Nx=n1-n0+1+R %signal length
blocks=floor(Nx/K)
Nx=(blocks-1)*K+Nfft+R
n1=n0+Nx % new end index
X=X(:,1)';
length_afterCalculatingNewLength = length(X)
for i=length(X):n1 this I changed to:
X(i)=0; X = [X,zeros(1,n1-length(X))];
end
new_length = length(X)

pitches=zeros(1,blocks);
for b=1:blocks
x=X((b-1)*K+1+(1:Nfft+R));
[FFTidx, Fp_est, Fp_corr]=find_pitch_fft(x, win, Nfft, Fs, R, fmin, fmax, thres);
if ~isempty(Fp_corr)
pitches(b)=Fp_corr(1); % take candidate with lowest pitch
else
pitches(b)=0;
end
end
Remarks on parameters:
  • If I enlarge K (1000) the algorithm works much faster, but, as you see, the time resolution is not so good.
  • If I make K smaller, the calculations take very long and the pitch tracking is much more fluent. Sometimes it has short faulty tones. Maybe we can filter these out assuming that the voice cannot change that fast and short. But this would stop us from using the algorithm for instruments...

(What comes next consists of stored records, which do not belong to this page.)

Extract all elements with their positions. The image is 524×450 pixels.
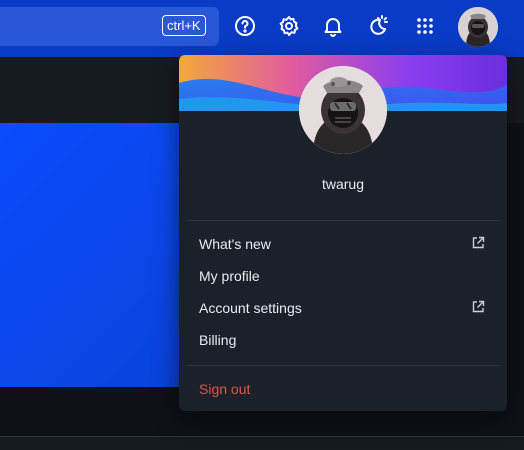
menu-item-billing[interactable]: Billing <box>187 324 499 356</box>
menu-item-label: Account settings <box>199 300 302 316</box>
app-window: ctrl+K twarug What's new My profile Acco… <box>0 0 524 450</box>
keyboard-shortcut-hint: ctrl+K <box>162 15 206 36</box>
gear-icon[interactable] <box>277 14 301 38</box>
banner-panel <box>0 123 200 387</box>
menu-item-account-settings[interactable]: Account settings <box>187 292 499 324</box>
top-bar: ctrl+K <box>0 0 524 57</box>
profile-username: twarug <box>321 176 365 192</box>
theme-icon[interactable] <box>365 14 389 38</box>
profile-avatar <box>299 66 387 154</box>
menu-item-label: My profile <box>199 268 260 284</box>
account-dropdown: twarug What's new My profile Account set… <box>179 55 507 411</box>
external-link-icon <box>472 300 485 313</box>
sign-out-button[interactable]: Sign out <box>187 373 499 405</box>
menu-item-whats-new[interactable]: What's new <box>187 228 499 260</box>
footer-strip <box>0 436 524 450</box>
help-icon[interactable] <box>233 14 257 38</box>
search-input[interactable]: ctrl+K <box>0 7 219 46</box>
menu-item-my-profile[interactable]: My profile <box>187 260 499 292</box>
apps-grid-icon[interactable] <box>413 14 437 38</box>
bell-icon[interactable] <box>321 14 345 38</box>
sign-out-label: Sign out <box>199 381 251 397</box>
menu-item-label: Billing <box>199 332 237 348</box>
menu-divider <box>187 365 499 366</box>
user-avatar-button[interactable] <box>458 7 498 47</box>
menu-item-label: What's new <box>199 236 271 252</box>
menu-divider <box>187 220 499 221</box>
external-link-icon <box>472 236 485 249</box>
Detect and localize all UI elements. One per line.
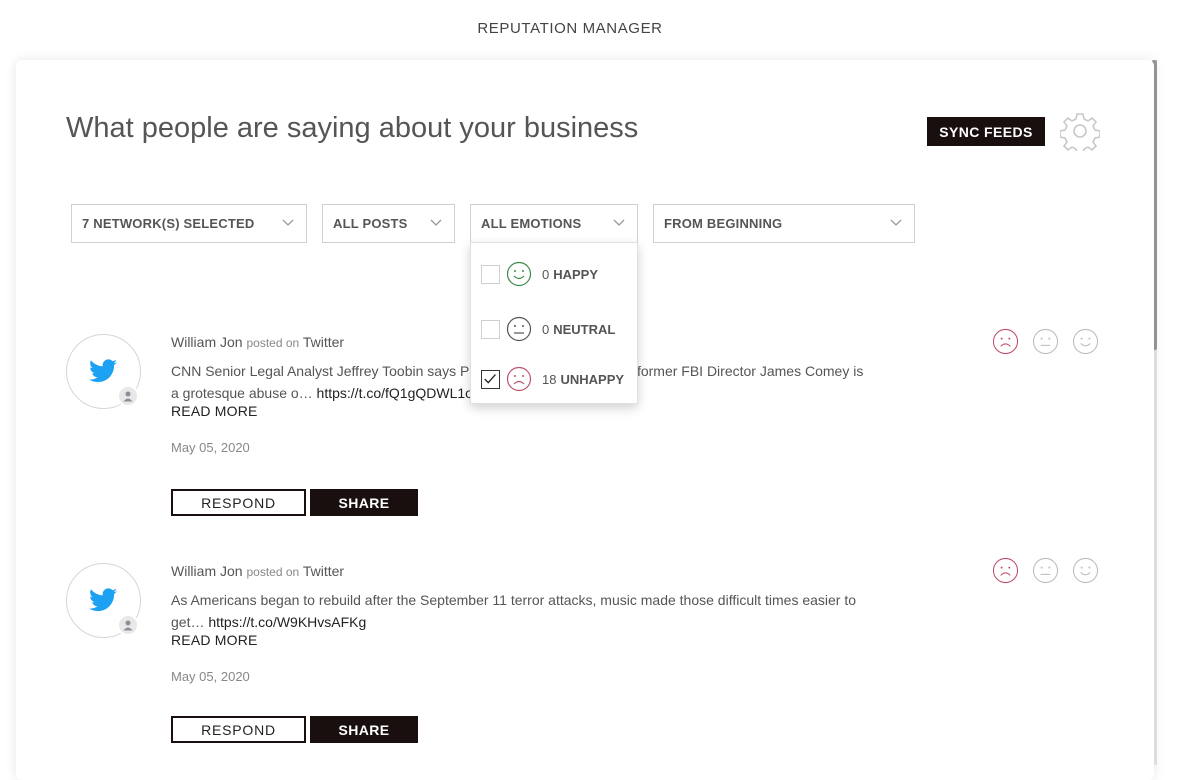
respond-button[interactable]: RESPOND: [171, 489, 306, 516]
date-range-filter-label: FROM BEGINNING: [664, 216, 783, 231]
respond-button[interactable]: RESPOND: [171, 716, 306, 743]
happy-face-icon[interactable]: [1072, 328, 1099, 355]
twitter-icon: [89, 359, 117, 383]
post-author: William Jon: [171, 563, 243, 579]
neutral-checkbox[interactable]: [481, 319, 500, 339]
posted-on-label: posted on: [246, 336, 300, 350]
network-filter-dropdown[interactable]: 7 NETWORK(S) SELECTED: [71, 204, 307, 243]
posts-filter-dropdown[interactable]: ALL POSTS: [322, 204, 455, 243]
posts-filter-label: ALL POSTS: [333, 216, 408, 231]
happy-face-icon: [506, 261, 532, 287]
checkmark-icon: [484, 373, 496, 384]
share-button[interactable]: SHARE: [310, 489, 418, 516]
neutral-face-icon[interactable]: [1032, 557, 1059, 584]
neutral-count: 0: [542, 321, 550, 337]
chevron-down-icon: [890, 219, 902, 226]
happy-checkbox[interactable]: [481, 264, 500, 284]
happy-label: HAPPY: [553, 266, 599, 282]
unhappy-face-icon[interactable]: [992, 557, 1019, 584]
unhappy-face-icon: [506, 366, 532, 392]
neutral-face-icon[interactable]: [1032, 328, 1059, 355]
read-more-link[interactable]: READ MORE: [171, 403, 258, 419]
post-link[interactable]: https://t.co/fQ1gQDWL1o: [317, 385, 473, 401]
settings-gear-icon[interactable]: [1060, 111, 1100, 151]
post-network: Twitter: [302, 563, 345, 579]
neutral-label: NEUTRAL: [553, 321, 616, 337]
unhappy-face-icon[interactable]: [992, 328, 1019, 355]
app-title: REPUTATION MANAGER: [477, 20, 663, 37]
chevron-down-icon: [282, 219, 294, 226]
emotion-selector: [992, 328, 1099, 355]
main-panel: What people are saying about your busine…: [16, 60, 1154, 780]
page-heading: What people are saying about your busine…: [66, 112, 639, 144]
network-filter-label: 7 NETWORK(S) SELECTED: [82, 216, 255, 231]
emotion-selector: [992, 557, 1099, 584]
chevron-down-icon: [613, 219, 625, 226]
happy-face-icon[interactable]: [1072, 557, 1099, 584]
user-badge-icon: [117, 385, 139, 407]
post-date: May 05, 2020: [171, 440, 250, 455]
unhappy-count: 18: [542, 371, 557, 387]
happy-count: 0: [542, 266, 550, 282]
emotions-dropdown-menu: 0 HAPPY 0 NEUTRAL 18 UNHAPPY: [470, 242, 638, 404]
avatar: [66, 563, 141, 638]
emotions-filter-dropdown[interactable]: ALL EMOTIONS: [470, 204, 638, 243]
avatar: [66, 334, 141, 409]
post-author: William Jon: [171, 334, 243, 350]
emotion-option-happy[interactable]: 0 HAPPY: [481, 261, 598, 287]
post-date: May 05, 2020: [171, 669, 250, 684]
post-network: Twitter: [302, 334, 345, 350]
date-range-filter-dropdown[interactable]: FROM BEGINNING: [653, 204, 915, 243]
twitter-icon: [89, 588, 117, 612]
post-meta: William Jon posted on Twitter: [171, 334, 344, 350]
read-more-link[interactable]: READ MORE: [171, 632, 258, 648]
chevron-down-icon: [430, 219, 442, 226]
unhappy-label: UNHAPPY: [560, 371, 625, 387]
emotion-option-neutral[interactable]: 0 NEUTRAL: [481, 316, 615, 342]
neutral-face-icon: [506, 316, 532, 342]
user-badge-icon: [117, 614, 139, 636]
sync-feeds-button[interactable]: SYNC FEEDS: [927, 117, 1045, 146]
share-button[interactable]: SHARE: [310, 716, 418, 743]
post-meta: William Jon posted on Twitter: [171, 563, 344, 579]
post-text: As Americans began to rebuild after the …: [171, 589, 871, 633]
post-link[interactable]: https://t.co/W9KHvsAFKg: [208, 614, 366, 630]
posted-on-label: posted on: [246, 565, 300, 579]
unhappy-checkbox[interactable]: [481, 369, 500, 389]
emotion-option-unhappy[interactable]: 18 UNHAPPY: [481, 366, 624, 392]
emotions-filter-label: ALL EMOTIONS: [481, 216, 582, 231]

    K thus sets the nuber of times that the main for-loop is run.
  • A very big (1000) value for R results in long calculations and technically seen a worse pitch estimation, see fig9.27, p337 in DAFX.
  • For input x2.wav to give a meaningful result I set thres on 1 (which is very small compared to the preferred 30-50). This means that we leave the allowed deviation from zero for the phase error very small. I don't really understand why that gives better results here. If I let the thres value have its default value, then we get nothing but two low blobs of sound somewhere in time.
Next time I'll try the time-domain based pitch tracking algorithm from DAFX. For now I'm stopping here.

1 comment:

Anonymous said...

regarding the good results that you get when specifying a very low threshold value:
I see that the thres parameter in the find_pitch_fft function is defined as follows:

% thres: omit maxima more than thres dB below the main peak

which means that when you set thres to a very low value, probably only the main peak in the signal spectrum will be detected as a pitch candidate (e.g., when thres = 1, all peaks in the spectrum which are 1dB or more below the main peak, will be omitted from the selection of pitch candidates). when there is only one candidate, the pitch detection is expected to give good results.
obviously, all this only holds when the main peak in the spectrum indeed corresponds to the pitch frequency. so only for instruments or sounds which have a pitch frequency that is dominant over the (sub-)harmonic frequencies (in terms of amplitude), this technique (with low thres) will give nice results.